La loi prévoit des obligations contractuelles particulières relatives à l’information préalable du consommateur. Les conditions contractuelles doivent être communiquées dans des termes clairs et aisément compréhensibles au client détenteur de monnaie électronique, avant tout contrat ou offre liant les parties.

La monnaie électronique est remboursée par l'établissement émetteur au détenteur de monnaie électronique qui en fait la demande. Le remboursement des unités de monnaie électronique doit être effectué sans frais pour le détenteur, sauf exceptions. Dans ce cas, le contrat doit préciser les conditions, le montant, la nature et le détail de calcul de ces frais.
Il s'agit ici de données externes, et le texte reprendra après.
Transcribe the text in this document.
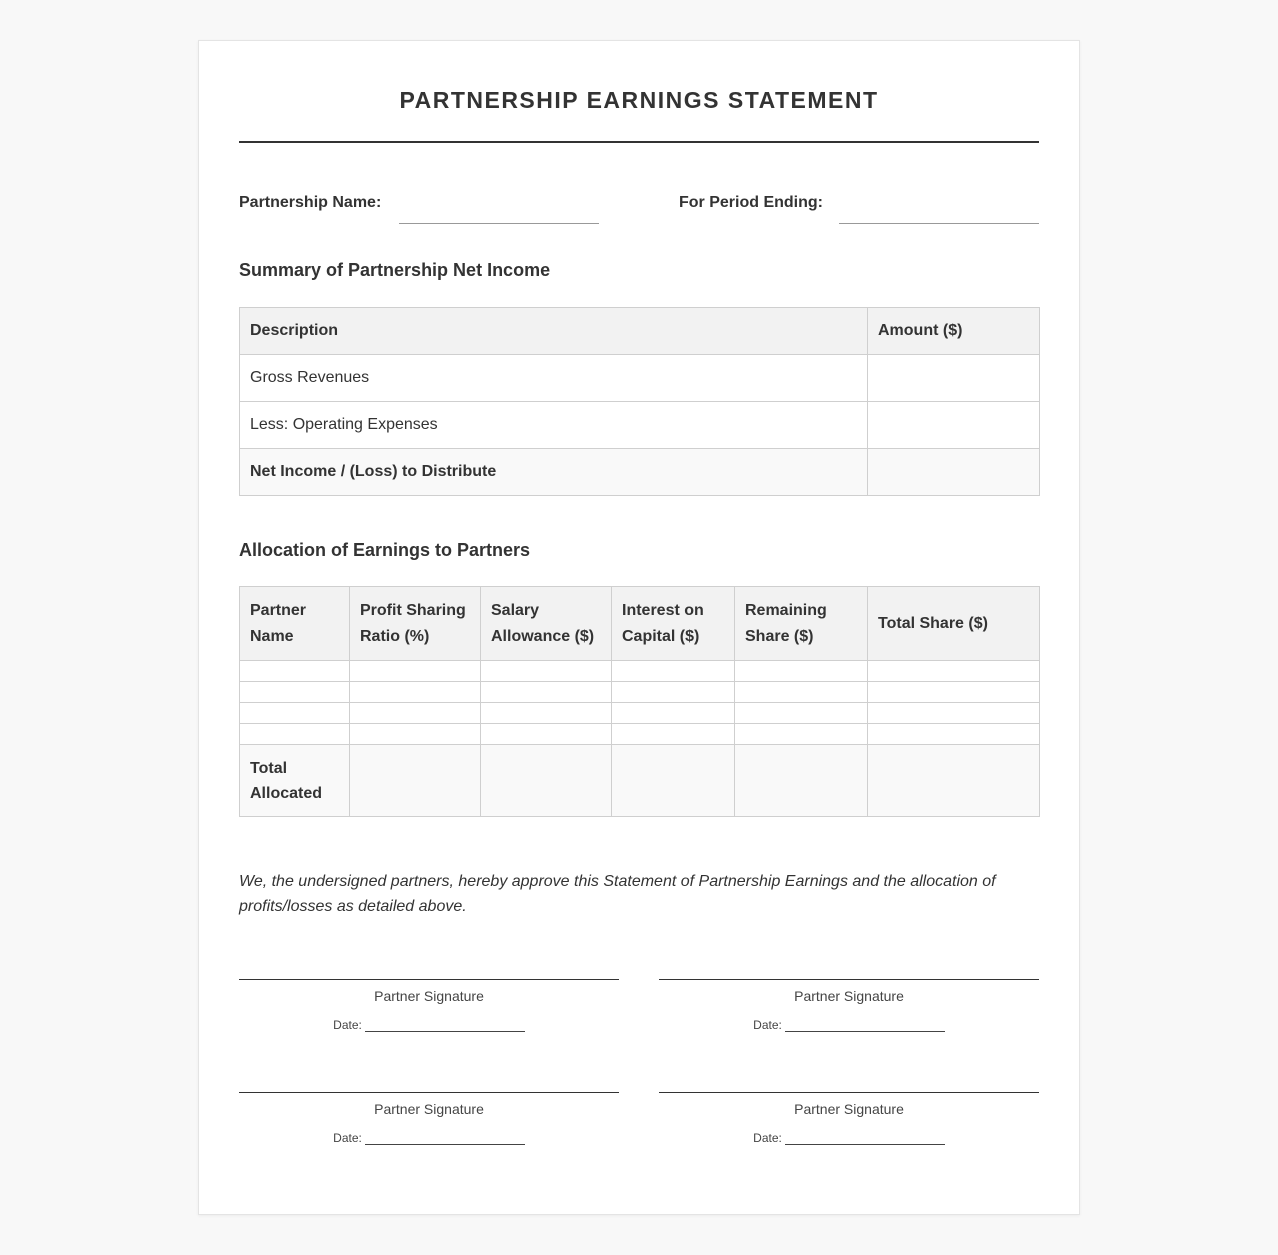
PARTNERSHIP EARNINGS STATEMENT
Partnership Name:	For Period Ending:
Summary of Partnership Net Income
Description	Amount ($)
Gross Revenues	
Less: Operating Expenses	
Net Income / (Loss) to Distribute	
Allocation of Earnings to Partners
Partner Name	Profit Sharing Ratio (%)	Salary Allowance ($)	Interest on Capital ($)	Remaining Share ($)	Total Share ($)

Total Allocated					

We, the undersigned partners, hereby approve this Statement of Partnership Earnings and the allocation of profits/losses as detailed above.

Partner Signature
Date:
Partner Signature
Date:
Partner Signature
Date:
Partner Signature
Date:
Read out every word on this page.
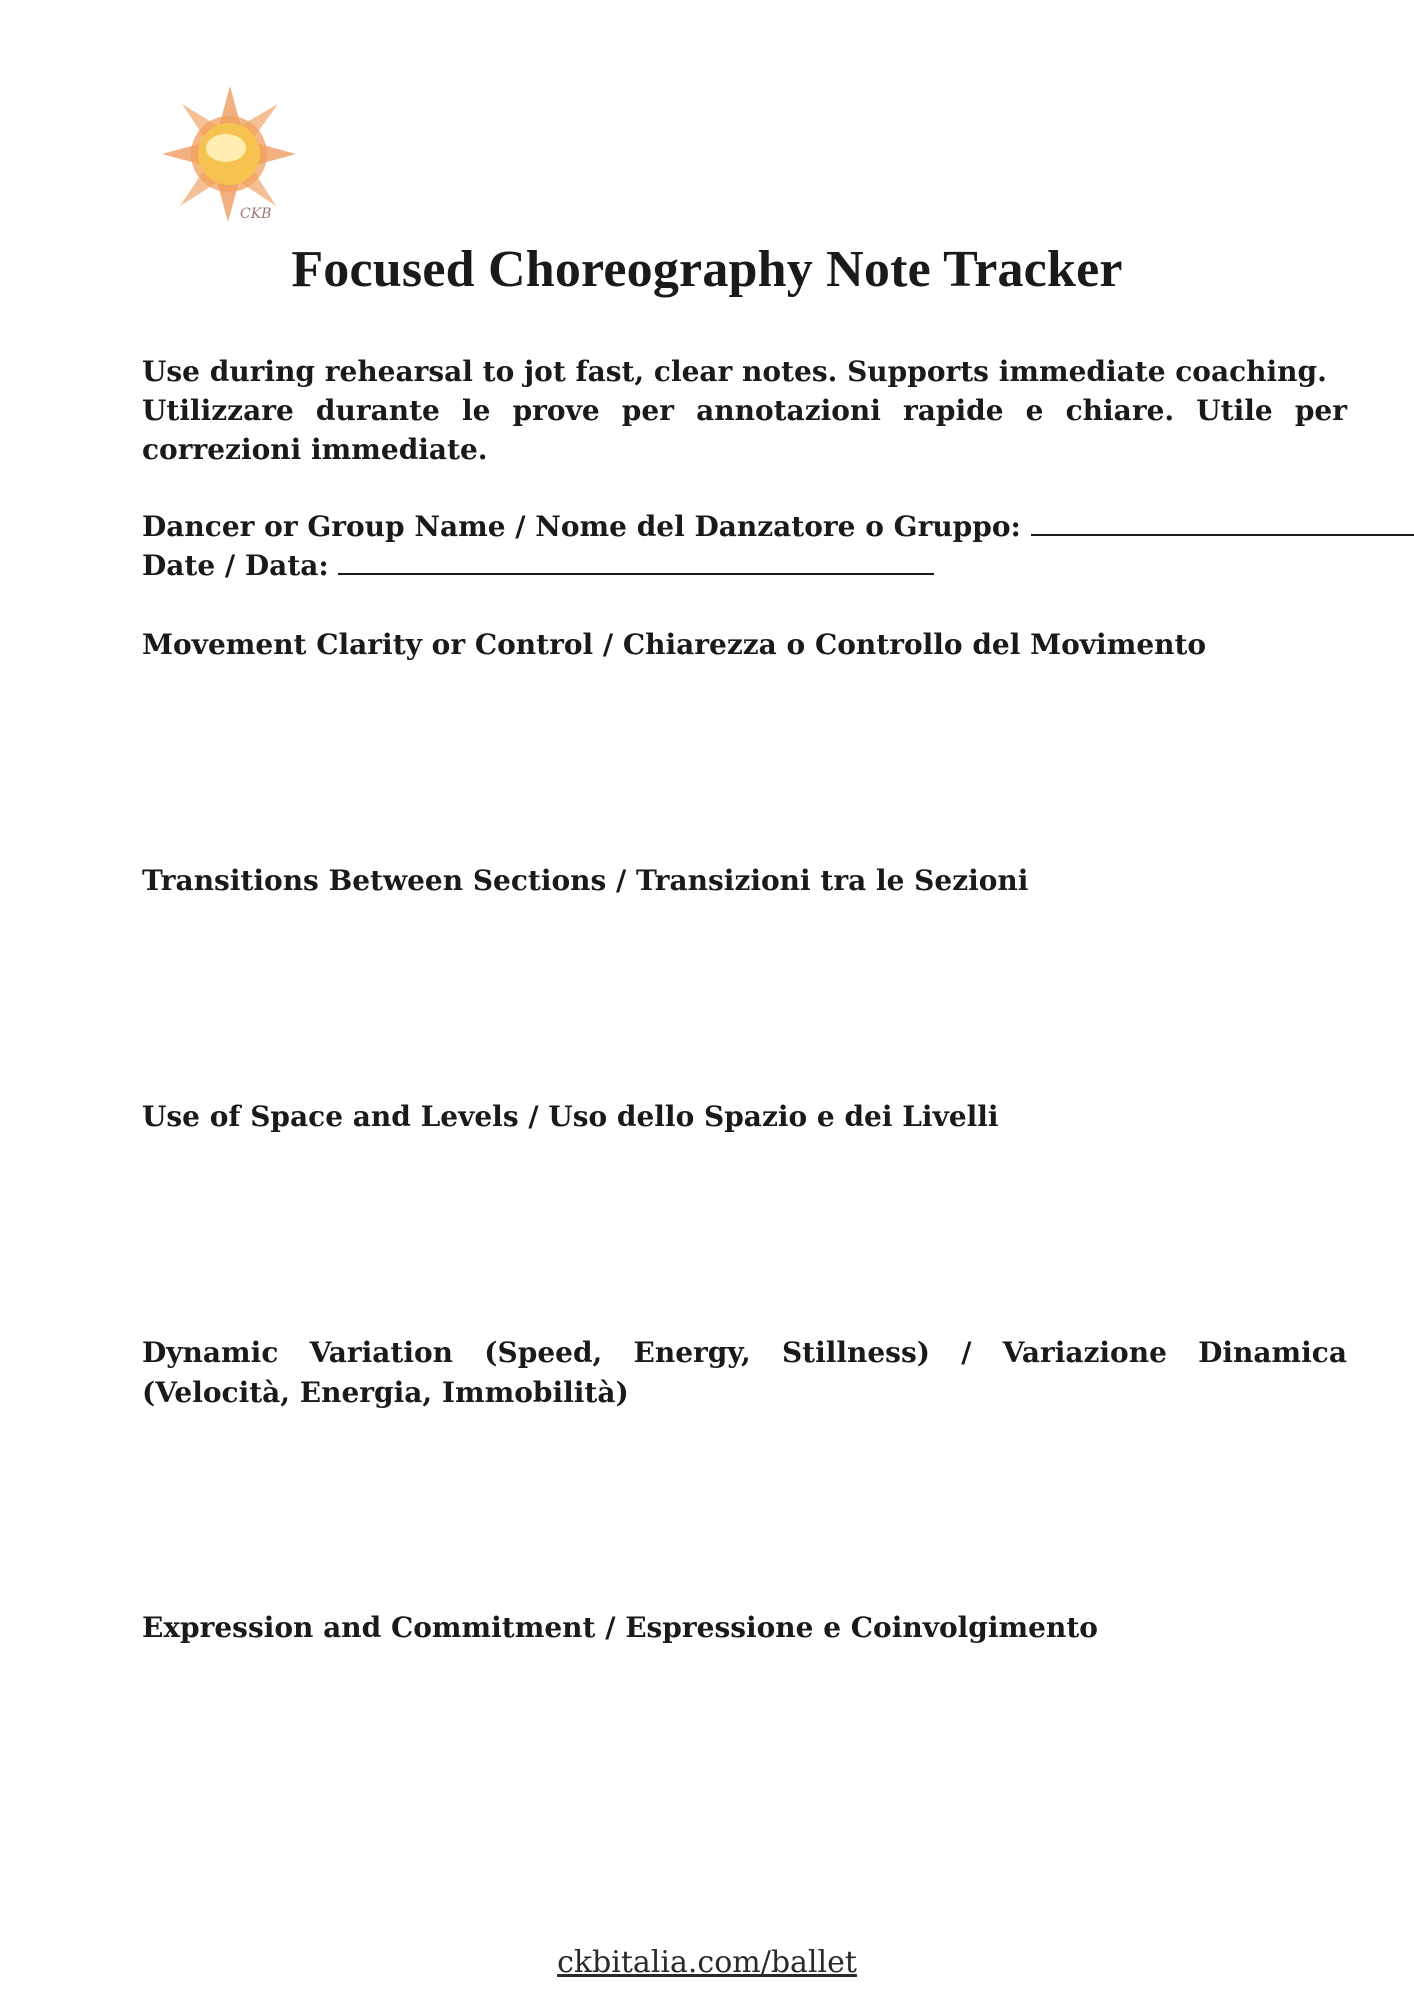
CKB
Focused Choreography Note Tracker

Use during rehearsal to jot fast, clear notes. Supports immediate coaching.

Utilizzare durante le prove per annotazioni rapide e chiare. Utile per correzioni immediate.

Dancer or Group Name / Nome del Danzatore o Gruppo:

Date / Data:

Movement Clarity or Control / Chiarezza o Controllo del Movimento

Transitions Between Sections / Transizioni tra le Sezioni

Use of Space and Levels / Uso dello Spazio e dei Livelli

Dynamic Variation (Speed, Energy, Stillness) / Variazione Dinamica (Velocità, Energia, Immobilità)

Expression and Commitment / Espressione e Coinvolgimento

ckbitalia.com/ballet
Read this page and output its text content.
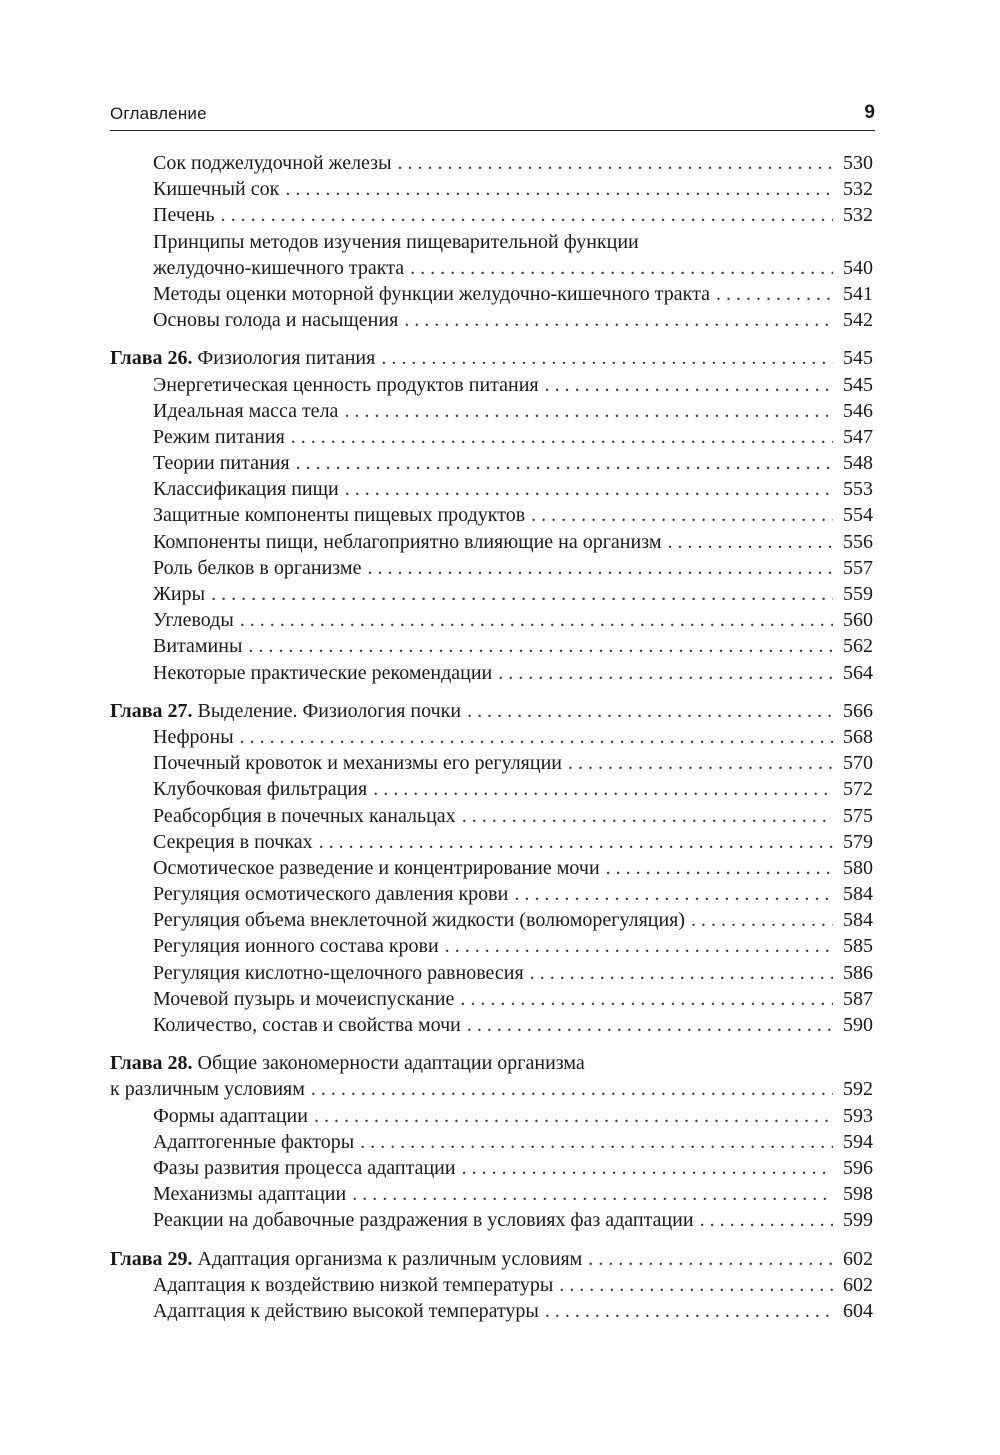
Оглавление	9
Сок поджелудочной железы . . .	530
Кишечный сок . . .	532
Печень . . .	532
Принципы методов изучения пищеварительной функции
желудочно-кишечного тракта . . .	540
Методы оценки моторной функции желудочно-кишечного тракта . . .	541
Основы голода и насыщения . . .	542
Глава 26. Физиология питания . . .	545
Энергетическая ценность продуктов питания . . .	545
Идеальная масса тела . . .	546
Режим питания . . .	547
Теории питания . . .	548
Классификация пищи . . .	553
Защитные компоненты пищевых продуктов . . .	554
Компоненты пищи, неблагоприятно влияющие на организм . . .	556
Роль белков в организме . . .	557
Жиры . . .	559
Углеводы . . .	560
Витамины . . .	562
Некоторые практические рекомендации . . .	564
Глава 27. Выделение. Физиология почки . . .	566
Нефроны . . .	568
Почечный кровоток и механизмы его регуляции . . .	570
Клубочковая фильтрация . . .	572
Реабсорбция в почечных канальцах . . .	575
Секреция в почках . . .	579
Осмотическое разведение и концентрирование мочи . . .	580
Регуляция осмотического давления крови . . .	584
Регуляция объема внеклеточной жидкости (волюморегуляция) . . .	584
Регуляция ионного состава крови . . .	585
Регуляция кислотно-щелочного равновесия . . .	586
Мочевой пузырь и мочеиспускание . . .	587
Количество, состав и свойства мочи . . .	590
Глава 28. Общие закономерности адаптации организма
к различным условиям . . .	592
Формы адаптации . . .	593
Адаптогенные факторы . . .	594
Фазы развития процесса адаптации . . .	596
Механизмы адаптации . . .	598
Реакции на добавочные раздражения в условиях фаз адаптации . . .	599
Глава 29. Адаптация организма к различным условиям . . .	602
Адаптация к воздействию низкой температуры . . .	602
Адаптация к действию высокой температуры . . .	604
    2.5  Un régime allégé pour les petits EME
La loi prévoit un régime allégé pour les petits EME. Ces établissements pourront être exemptés de l'essentiel du dispositif prudentiel, si leurs activités commerciales dans leur ensemble génèrent une moyenne de la monnaie électronique en circulation inférieure à un montant qui sera fixé par décret. La directive DME2 prévoit un plafond maximal de 5 millions d'euros.

3. Les sanctions applicables en cas d’infraction à la loi

La loi prévoit plusieurs sanctions en cas d’infraction à la loi par l’établissement ou ses dirigeants.

- Les sanctions applicables à l’établissement : sont notamment punis de 3 ans d'emprisonnement et 375.000€ d'amende (1.875.000€ pour les personnes morales), toute personne ou entreprise, autre que les EME (i) émettant et gérant de la monnaie électronique à titre de profession habituelle, ou (ii) utilisant une dénomination, une raison sociale, une publicité ou, d’une façon générale, des expressions faisant croire qu’elle est agréée en tant qu’établissement de monnaie électronique.

Ces peines principales peuvent être accompagnées de peines complémentaires telles que l'interdiction d'exercer l'activité professionnelle dans l'exercice ou à l'occasion de laquelle l'infraction a été commise, ou la fermeture des établissements de l’entreprise ayant servi à commettre les faits incriminés, pour une durée de 5 ans au plus.

- Les sanctions propres aux dirigeants d'EME
: le dirigeant d'un établissement peut être condamné à des peines allant jusqu'à 5 ans d'emprisonnement et 75.000 € d'amende, dans les cas suivants :
    - défaut de réponse, après mise en demeure, aux demandes d'informations de l'ACP ; obstacle à l'exercice par l'ACP de sa mission de contrôle ou communication de renseignements inexacts ;
-     édition et publication des inventaires, comptes annuels et rapports de gestion, ne respectant pas les conditions prévues par la loi ;
    - défaut de désignation ou convocation des commissaires aux comptes dans les cas prévus par la loi ; obstacle aux vérifications ou contrôles des commissaires aux comptes ou refus de communication des pièces utiles à l'exercice de leur mission.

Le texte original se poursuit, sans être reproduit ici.